GRAPHTEXTACK: A Realistic Black-Box Node Injection Attack on LLM-Enhanced GNNs
Jiaji Ma , Puja Trivedi , Danai Koutra
Published on arXiv
2511.12423
Data Poisoning Attack
OWASP ML Top 10 — ML02
Key Finding
GRAPHTEXTACK significantly outperforms 12 strong baselines on five datasets against two state-of-the-art LLM-enhanced GNN models, demonstrating that joint multi-modal poisoning is substantially more effective than uni-modal structural or textual attacks alone.
GRAPHTEXTACK
Novel technique introduced
Text-attributed graphs (TAGs), which combine structural and textual node information, are ubiquitous across many domains. Recent work integrates Large Language Models (LLMs) with Graph Neural Networks (GNNs) to jointly model semantics and structure, resulting in more general and expressive models that achieve state-of-the-art performance on TAG benchmarks. However, this integration introduces dual vulnerabilities: GNNs are sensitive to structural perturbations, while LLM-derived features are vulnerable to prompt injection and adversarial phrasing.
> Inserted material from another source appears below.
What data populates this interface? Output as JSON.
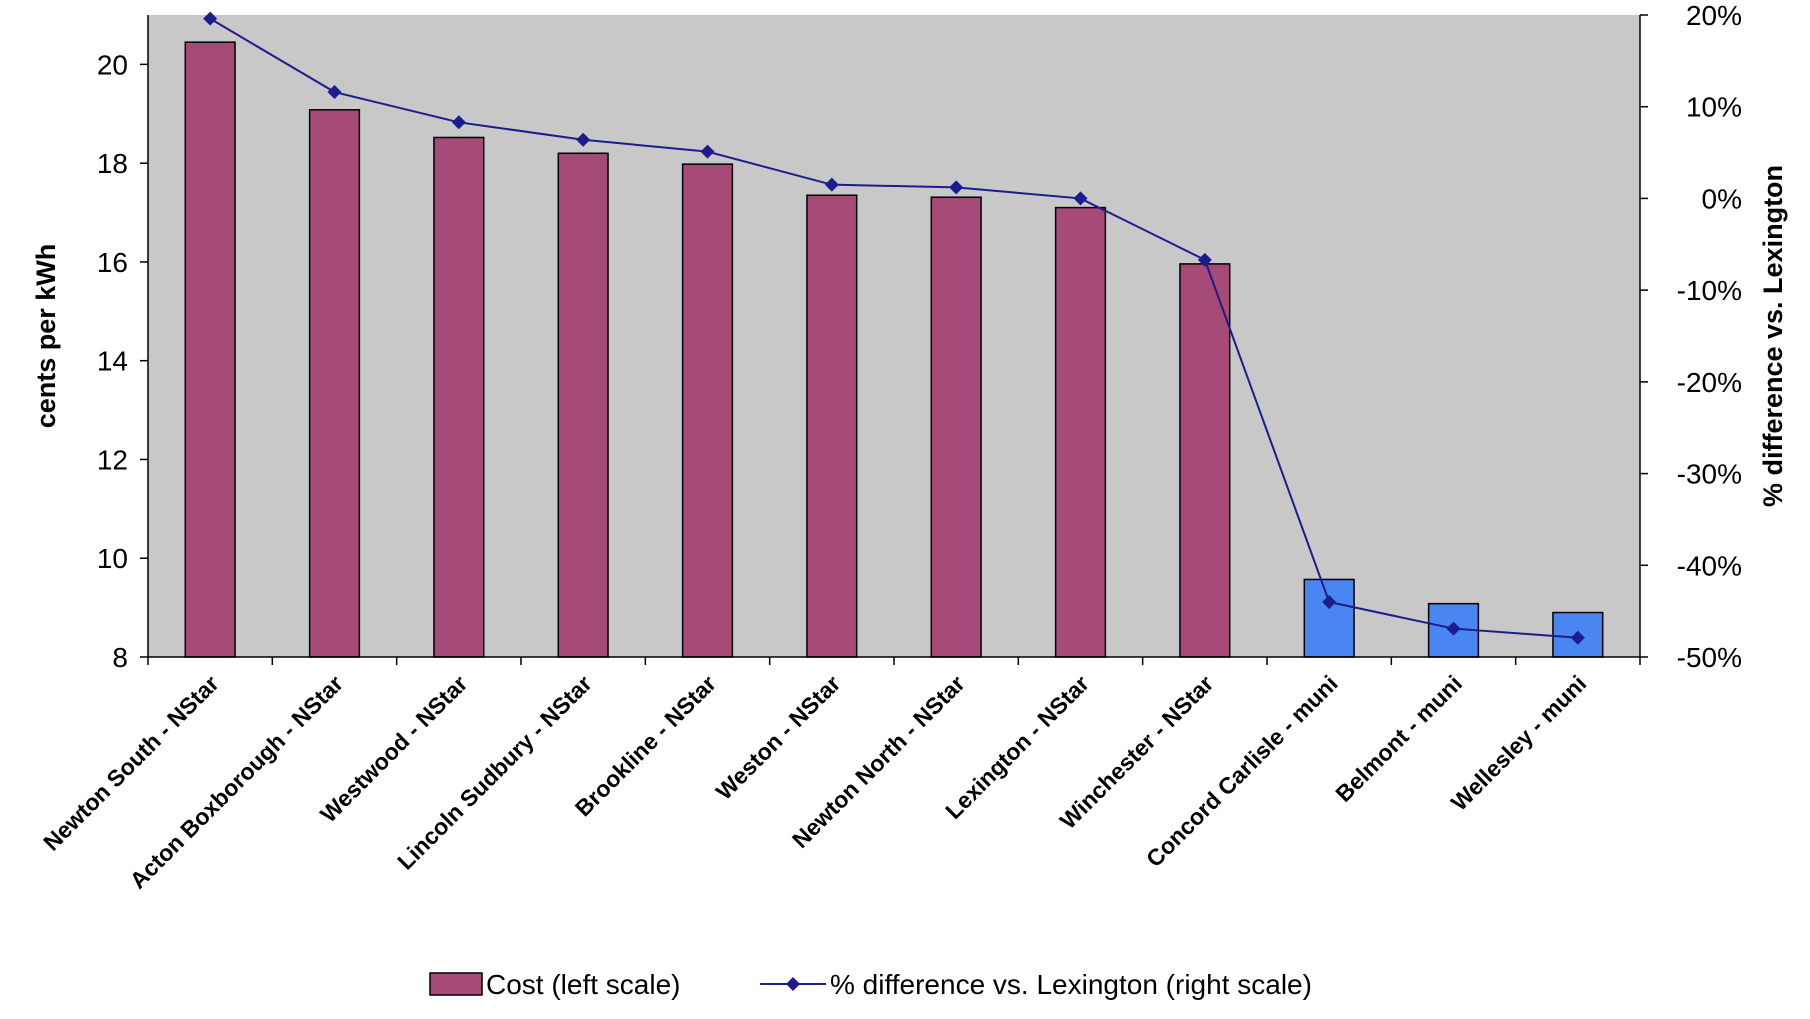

While existing adversarial attacks largely perturb structure or text independently, we find that uni-modal attacks cause only modest degradation in LLM-enhanced GNNs. Moreover, many existing attacks assume unrealistic capabilities, such as white-box access or direct modification of graph data. To address these gaps, we propose GRAPHTEXTACK, the first black-box, multi-modal{, poisoning} node injection attack for LLM-enhanced GNNs. GRAPHTEXTACK injects nodes with carefully crafted structure and semantics to degrade model performance, operating under a realistic threat model without relying on model internals or surrogate models. To navigate the combinatorial, non-differentiable search space of connectivity and feature assignments, GRAPHTEXTACK introduces a novel evolutionary optimization framework with a multi-objective fitness function that balances local prediction disruption and global graph influence. Extensive experiments on five datasets and two state-of-the-art LLM-enhanced GNN models show that GRAPHTEXTACK significantly outperforms 12 strong baselines.
Key Contributions
- First black-box, multi-modal poisoning node injection attack jointly optimizing adversarial graph structure and adversarial LLM-processed text features for LLM-enhanced GNNs
- Evolutionary optimization framework with joint candidate encoding, multi-modal crossover/mutation, and a multi-objective fitness function balancing local prediction disruption and global graph influence
- Empirical demonstration that uni-modal attacks fail against LLM-enhanced GNNs, while GRAPHTEXTACK significantly outperforms 12 baselines across five datasets and two target models
🛡️ Threat Analysis
GRAPHTEXTACK is explicitly framed as a poisoning attack — injected malicious nodes corrupt the training graph with adversarially crafted structure and LLM-processed text features to degrade model performance on downstream node classification tasks. The threat model is training-time data corruption via node injection, matching ML02's core definition.